Not weakness. But possibility.”

  “Explain, professor.”

  “When you are vulnerable, you can be easily hurt, but you are also open to possibility. Perhaps you have some empathy, are willing to let someone into your life.”

  “You saw that in me?”

  “I thought I saw it or the possibility of it.”

  “Funny, I always thought women want to see men who are strong, men who can take charge.”

  “That went out of fashion shortly after people stopped living in caves.”

  “I didn’t know that.”

  “Not many men do.”

  “Okay, so that was my hook. My vulnerability. But you’re still hanging on to Mr. Sensitive. Why?”

  “Because, so far, most of it has been good. Not easy. But good.”

  “You sure don’t scare easily.”

  “No, I don’t.”

  “There’s gotta be more.”

  “There is.”

  A fish jumped then. And then another. She seemed surprised.

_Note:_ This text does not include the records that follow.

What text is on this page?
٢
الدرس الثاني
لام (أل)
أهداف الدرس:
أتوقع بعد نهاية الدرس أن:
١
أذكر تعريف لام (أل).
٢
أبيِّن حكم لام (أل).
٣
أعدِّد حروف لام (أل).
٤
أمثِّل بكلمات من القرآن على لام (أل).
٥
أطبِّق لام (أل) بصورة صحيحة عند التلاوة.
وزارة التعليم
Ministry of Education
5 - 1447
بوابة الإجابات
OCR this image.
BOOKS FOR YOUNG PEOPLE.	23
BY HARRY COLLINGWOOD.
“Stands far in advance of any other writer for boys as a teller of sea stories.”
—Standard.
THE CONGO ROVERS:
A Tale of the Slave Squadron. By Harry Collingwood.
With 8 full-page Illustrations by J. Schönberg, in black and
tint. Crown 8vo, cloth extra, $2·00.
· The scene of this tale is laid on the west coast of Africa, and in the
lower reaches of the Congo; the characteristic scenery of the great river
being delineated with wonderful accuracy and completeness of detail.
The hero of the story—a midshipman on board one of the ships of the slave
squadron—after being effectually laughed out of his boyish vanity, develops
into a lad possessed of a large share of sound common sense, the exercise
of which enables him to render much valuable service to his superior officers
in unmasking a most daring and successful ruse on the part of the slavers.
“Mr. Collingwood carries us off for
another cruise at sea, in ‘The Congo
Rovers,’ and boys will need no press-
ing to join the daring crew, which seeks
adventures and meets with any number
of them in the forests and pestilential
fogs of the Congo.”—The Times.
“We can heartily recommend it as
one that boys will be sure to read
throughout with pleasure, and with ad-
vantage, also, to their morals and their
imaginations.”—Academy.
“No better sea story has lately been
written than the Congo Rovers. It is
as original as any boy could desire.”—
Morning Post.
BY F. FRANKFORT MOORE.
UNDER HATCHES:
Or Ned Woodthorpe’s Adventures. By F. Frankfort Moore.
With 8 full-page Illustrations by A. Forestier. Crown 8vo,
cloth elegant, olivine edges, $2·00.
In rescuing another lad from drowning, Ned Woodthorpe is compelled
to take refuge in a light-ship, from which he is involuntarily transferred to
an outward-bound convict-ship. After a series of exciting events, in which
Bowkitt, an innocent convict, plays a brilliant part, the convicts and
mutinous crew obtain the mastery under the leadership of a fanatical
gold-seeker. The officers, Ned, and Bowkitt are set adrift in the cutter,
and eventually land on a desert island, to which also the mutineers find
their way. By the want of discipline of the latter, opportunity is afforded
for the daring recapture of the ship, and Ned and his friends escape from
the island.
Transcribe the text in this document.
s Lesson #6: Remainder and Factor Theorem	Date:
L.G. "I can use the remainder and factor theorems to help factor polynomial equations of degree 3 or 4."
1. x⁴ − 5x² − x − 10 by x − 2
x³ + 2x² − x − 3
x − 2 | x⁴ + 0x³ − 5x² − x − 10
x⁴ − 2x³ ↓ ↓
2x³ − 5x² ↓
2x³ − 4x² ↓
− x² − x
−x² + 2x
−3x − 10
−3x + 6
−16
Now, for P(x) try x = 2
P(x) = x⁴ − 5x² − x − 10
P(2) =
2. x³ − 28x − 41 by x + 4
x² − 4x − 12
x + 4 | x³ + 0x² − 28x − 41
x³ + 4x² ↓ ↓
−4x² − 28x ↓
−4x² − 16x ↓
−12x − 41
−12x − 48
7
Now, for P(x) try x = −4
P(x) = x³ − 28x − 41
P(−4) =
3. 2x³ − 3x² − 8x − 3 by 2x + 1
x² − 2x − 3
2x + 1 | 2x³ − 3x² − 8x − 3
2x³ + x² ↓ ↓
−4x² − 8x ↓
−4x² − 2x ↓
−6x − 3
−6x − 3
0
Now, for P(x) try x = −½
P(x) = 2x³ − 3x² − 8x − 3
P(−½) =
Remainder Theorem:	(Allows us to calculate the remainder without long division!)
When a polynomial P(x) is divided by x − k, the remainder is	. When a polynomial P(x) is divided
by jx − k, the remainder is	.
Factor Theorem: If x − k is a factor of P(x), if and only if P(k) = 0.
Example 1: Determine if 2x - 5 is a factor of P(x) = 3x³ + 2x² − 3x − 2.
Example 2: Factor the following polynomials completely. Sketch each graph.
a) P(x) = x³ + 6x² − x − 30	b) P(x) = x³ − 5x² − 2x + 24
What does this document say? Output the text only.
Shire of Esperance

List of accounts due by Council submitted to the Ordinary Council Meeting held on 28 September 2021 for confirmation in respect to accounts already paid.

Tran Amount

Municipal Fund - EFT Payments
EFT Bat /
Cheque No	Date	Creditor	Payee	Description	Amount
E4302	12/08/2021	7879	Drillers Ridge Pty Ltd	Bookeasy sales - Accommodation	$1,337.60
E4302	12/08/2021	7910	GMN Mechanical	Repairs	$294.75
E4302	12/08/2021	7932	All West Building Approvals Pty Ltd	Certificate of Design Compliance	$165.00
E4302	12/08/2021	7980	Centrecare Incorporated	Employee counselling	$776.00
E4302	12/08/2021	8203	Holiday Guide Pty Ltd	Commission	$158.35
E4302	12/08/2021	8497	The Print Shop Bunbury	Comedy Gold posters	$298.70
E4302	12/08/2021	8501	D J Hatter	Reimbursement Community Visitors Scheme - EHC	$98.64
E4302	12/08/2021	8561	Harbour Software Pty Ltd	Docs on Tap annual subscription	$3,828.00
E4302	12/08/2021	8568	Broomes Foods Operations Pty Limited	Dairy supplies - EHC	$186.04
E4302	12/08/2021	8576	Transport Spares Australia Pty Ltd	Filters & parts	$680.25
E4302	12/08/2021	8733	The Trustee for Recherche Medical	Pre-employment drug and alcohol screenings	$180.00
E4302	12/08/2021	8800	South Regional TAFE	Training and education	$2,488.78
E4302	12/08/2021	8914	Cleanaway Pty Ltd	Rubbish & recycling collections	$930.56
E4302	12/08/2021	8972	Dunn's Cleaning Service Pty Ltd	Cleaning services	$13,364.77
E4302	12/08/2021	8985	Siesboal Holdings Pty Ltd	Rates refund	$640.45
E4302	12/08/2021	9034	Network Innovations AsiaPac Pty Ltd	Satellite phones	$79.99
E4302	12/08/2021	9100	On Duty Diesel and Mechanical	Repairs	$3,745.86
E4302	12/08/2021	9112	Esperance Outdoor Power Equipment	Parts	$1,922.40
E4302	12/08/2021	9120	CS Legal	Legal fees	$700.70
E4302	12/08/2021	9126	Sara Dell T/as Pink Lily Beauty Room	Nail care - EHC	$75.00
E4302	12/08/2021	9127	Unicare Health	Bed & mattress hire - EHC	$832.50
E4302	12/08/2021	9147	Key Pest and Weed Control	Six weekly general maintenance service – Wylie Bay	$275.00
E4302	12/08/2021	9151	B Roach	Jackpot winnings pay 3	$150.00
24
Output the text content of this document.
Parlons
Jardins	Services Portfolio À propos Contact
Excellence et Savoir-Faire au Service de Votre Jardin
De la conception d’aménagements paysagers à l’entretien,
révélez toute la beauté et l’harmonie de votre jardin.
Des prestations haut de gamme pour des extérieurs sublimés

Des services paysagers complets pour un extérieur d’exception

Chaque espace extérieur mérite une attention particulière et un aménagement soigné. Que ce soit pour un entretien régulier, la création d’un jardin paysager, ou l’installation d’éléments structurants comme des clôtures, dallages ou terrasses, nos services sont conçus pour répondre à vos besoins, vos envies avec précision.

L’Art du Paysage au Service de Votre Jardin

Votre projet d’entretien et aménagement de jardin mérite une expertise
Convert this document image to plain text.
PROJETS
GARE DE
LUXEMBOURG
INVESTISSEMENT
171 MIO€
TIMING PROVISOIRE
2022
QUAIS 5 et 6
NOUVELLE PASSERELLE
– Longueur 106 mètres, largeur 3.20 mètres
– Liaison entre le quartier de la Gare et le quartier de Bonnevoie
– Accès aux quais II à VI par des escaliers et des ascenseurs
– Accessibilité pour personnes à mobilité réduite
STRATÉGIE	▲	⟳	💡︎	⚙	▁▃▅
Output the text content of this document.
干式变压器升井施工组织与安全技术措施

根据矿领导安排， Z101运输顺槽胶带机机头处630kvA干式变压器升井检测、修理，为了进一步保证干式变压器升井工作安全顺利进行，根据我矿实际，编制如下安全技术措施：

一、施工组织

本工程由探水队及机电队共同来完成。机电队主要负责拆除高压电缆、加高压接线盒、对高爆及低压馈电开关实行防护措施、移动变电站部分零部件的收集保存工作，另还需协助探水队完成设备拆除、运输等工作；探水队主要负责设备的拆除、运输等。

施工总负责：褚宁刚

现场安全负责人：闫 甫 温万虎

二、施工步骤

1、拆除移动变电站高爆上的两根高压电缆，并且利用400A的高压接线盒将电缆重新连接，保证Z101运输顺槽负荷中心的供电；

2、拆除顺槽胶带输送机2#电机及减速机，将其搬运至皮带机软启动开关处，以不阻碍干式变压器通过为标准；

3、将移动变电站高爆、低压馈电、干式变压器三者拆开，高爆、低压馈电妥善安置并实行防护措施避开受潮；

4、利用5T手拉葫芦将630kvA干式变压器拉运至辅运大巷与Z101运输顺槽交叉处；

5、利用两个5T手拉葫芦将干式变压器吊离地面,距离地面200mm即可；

  “Fish,” I said, “the ocean’s full of them. Or was. John Cabot said the fish were so thick it slowed down his ships. Not quite that many left.”

  “What were they?”

  “Cod, probably. But forget the fish story. I said there’s gotta be more. And you said there is. So what is it?”

  “Commitment.”

  “There’s a word you don’t hear much of anymore, unless you’re about to put your wife or husband into the loony bin. What exactly do you mean?”

  “I decided that you are my experiment.”

  “That’s makes it sound like I’m being used.”

  “You are. It’s a commitment experiment. I’m trying to see if I can stay committed to you even if things get, let’s say, complicated.”

  “And they have.”

  “Indeed.”

  “And?”

  “So far, so good. Like I said, over and over, I would get close to someone and then suddenly just walk away. It would always be that easy for me.”

  “So, you still might do that to me?”

  “Might.”

  I thought about it. But I realized that Ramona was indeed the best thing that had ever sauntered into my life in lady shoes, so what the hell. “I can live with that. How am I doing so far? In the experiment?”